Tax Season 2026: What IRS Changes Mean for Finance Teams
Tax season is always demanding. For finance teams, the early months of the year often bring tighter deadlines, heavier workloads, and little room for error.
But 2026 is shaping up to be more challenging than usual.
Recent tax law updates, including new reporting requirements around employee overtime and compensation, are making the process more complex. The IRS is also operating with significantly less staff, which means response times may be slower.
For businesses, that combination has real implications. Being well-informed and prepared can make tax season run a lot more smoothly. And that’s where strong bookkeeping isn't just helpful — it’s essential.
Tax code changes and reduced staffing at the IRS
Several factors are contributing to the added complexity this year.
Erin Collins, the National Taxpayer Advocate, explained in her annual report that there have been more than 100 changes to the tax code this year.
This includes:
- Updated reporting stipulations around payroll, overtime, and compensation
- New forms and revised IRS guidance
- Additional software requirements
Finance teams will need to understand these changes and prepare for new forms, revised guidance, and updated software requirements. Records need to be clean and up to date.
Details like employee classifications, overtime calculations, and documentation standards should be consistent and well maintained throughout the year — rather than playing catch-up in March.
Added to this, the IRS has seen a considerable reduction in staff over the last year — with 27% fewer employees, including 22% fewer customer service representatives. There is concern that their capacity to deal with questions raised will be affected and processing timelines will be longer.
Where Businesses Typically Get Caught Out
Most tax-season issues don’t stem from major financial mistakes. More often, they arise from process gaps.

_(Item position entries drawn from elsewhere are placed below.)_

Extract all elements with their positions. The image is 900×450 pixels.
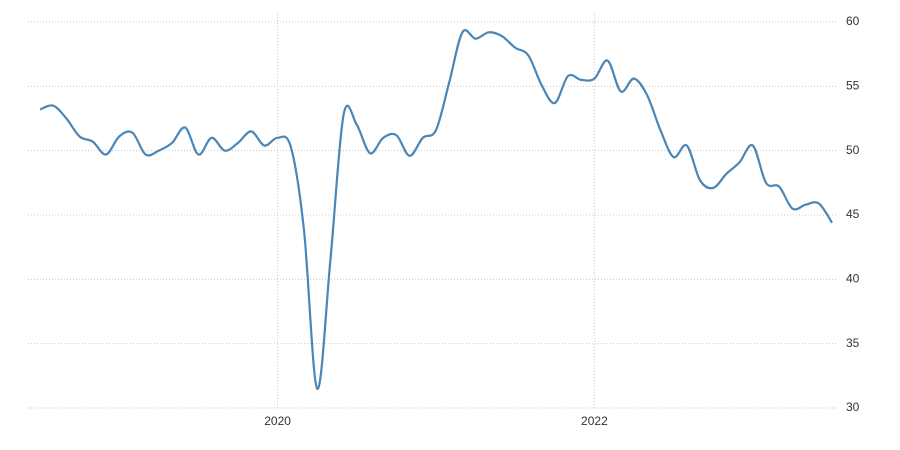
y-tick-label: 55 bbox=[846, 79, 860, 93]
y-tick-label: 60 bbox=[846, 14, 860, 28]
y-tick-label: 30 bbox=[846, 400, 860, 414]
y-tick-label: 50 bbox=[846, 143, 860, 157]
line-series bbox=[39, 29, 833, 390]
y-tick-label: 35 bbox=[846, 336, 860, 350]
y-tick-label: 45 bbox=[846, 207, 860, 221]
x-tick-label: 2020 bbox=[264, 414, 291, 428]
x-tick-label: 2022 bbox=[581, 414, 608, 428]
y-tick-label: 40 bbox=[846, 272, 860, 286]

This typically shows up as:
- Payroll handled correctly but inconsistently documented
- Overtime calculated properly but categorized differently month to month
- Reconciliations falling behind during busy periods
- Year-end “catch-up” work instead of consistent monthly discipline
In many cases, accountants receive incomplete or inconsistent records and are forced to reconstruct information under tight deadlines. That reconstruction takes time. It also increases the likelihood of follow-up questions and amended filings.
These situations rarely reflect a lack of capability. They reflect workload pressure and competing priorities throughout the year. The result is longer preparation cycles, more back-and-forth, and avoidable strain on internal finance teams.
The Difference Between Accounting and Bookkeeping
When businesses think about tax season, they often focus on accountants. And rightly so — accountants play a critical role in advising, filing, and ensuring compliance.
But the foundation of every clean tax return is consistent bookkeeping.
Accountants focus on advising, filing, and compliance.
Bookkeepers maintain the day-to-day accuracy that makes filing straightforward.
Bookkeepers ensure:
- Transactions are categorized correctly
- Payroll and overtime are recorded consistently
- Accounts are reconciled monthly
- Documentation is organized and accessible
When bookkeeping is disciplined and up to date, accountants can focus on strategic advice and accurate filing rather than correcting inconsistencies.
In a year like 2026, that distinction matters even more.
“During tax and busy season, extra bookkeeping support is essential to maintain accuracy, meet deadlines, and to allow core teams to stay focused on higher-value work.”
BROOKE MANUEL
EVP, Finance & Operations
Strengthening Your Bookkeeping Function for the Long Term
For many businesses, the challenge isn’t knowing what needs to be done. It’s having the capacity to do it consistently.
As companies grow, transaction volumes increase. Payroll becomes more complex. Reporting requirements expand. What once felt manageable with a small internal team can gradually become stretched.
Rather than expanding domestic headcount — with the associated recruitment timelines and employment costs — many businesses are strengthening their bookkeeping function through dedicated remote support.
With a full-time, embedded bookkeeper, businesses gain:
- Consistent oversight of payroll and overtime
- Up-to-date accounts payable and receivable
- Regular, disciplined reconciliations
- Clear and organized financial documentation
With a full-time, embedded bookkeeper, businesses gain experienced, qualified support with the specific skillset to oversee payroll, accounts payable and receivable, reconciliations, and financial documentation.
This approach offers long-term stability and ensures processes remain disciplined throughout the year. In a year where precision matters more, structural consistency makes a measurable difference.
It’s All About the Groundwork
Tax season will always bring deadlines. But consistent preparation means those deadlines don’t have to cause stress to finance teams.
When bookkeeping is accurate, up to date, and consistent, tax preparation becomes a structured process rather than a reactive one. Internal teams spend less time troubleshooting, communication with accountants is smoother and confidence in filings increases.
The businesses that navigate complex tax seasons most effectively are the ones maintaining bookkeeping discipline throughout the year — not the ones working the longest hours in March.
If you’re reviewing your finance function and considering how to strengthen your bookkeeping processes long term, it may be worth exploring what dedicated support could look like for your team.
When preparation is built into the system, tax season becomes manageable — even in more demanding years.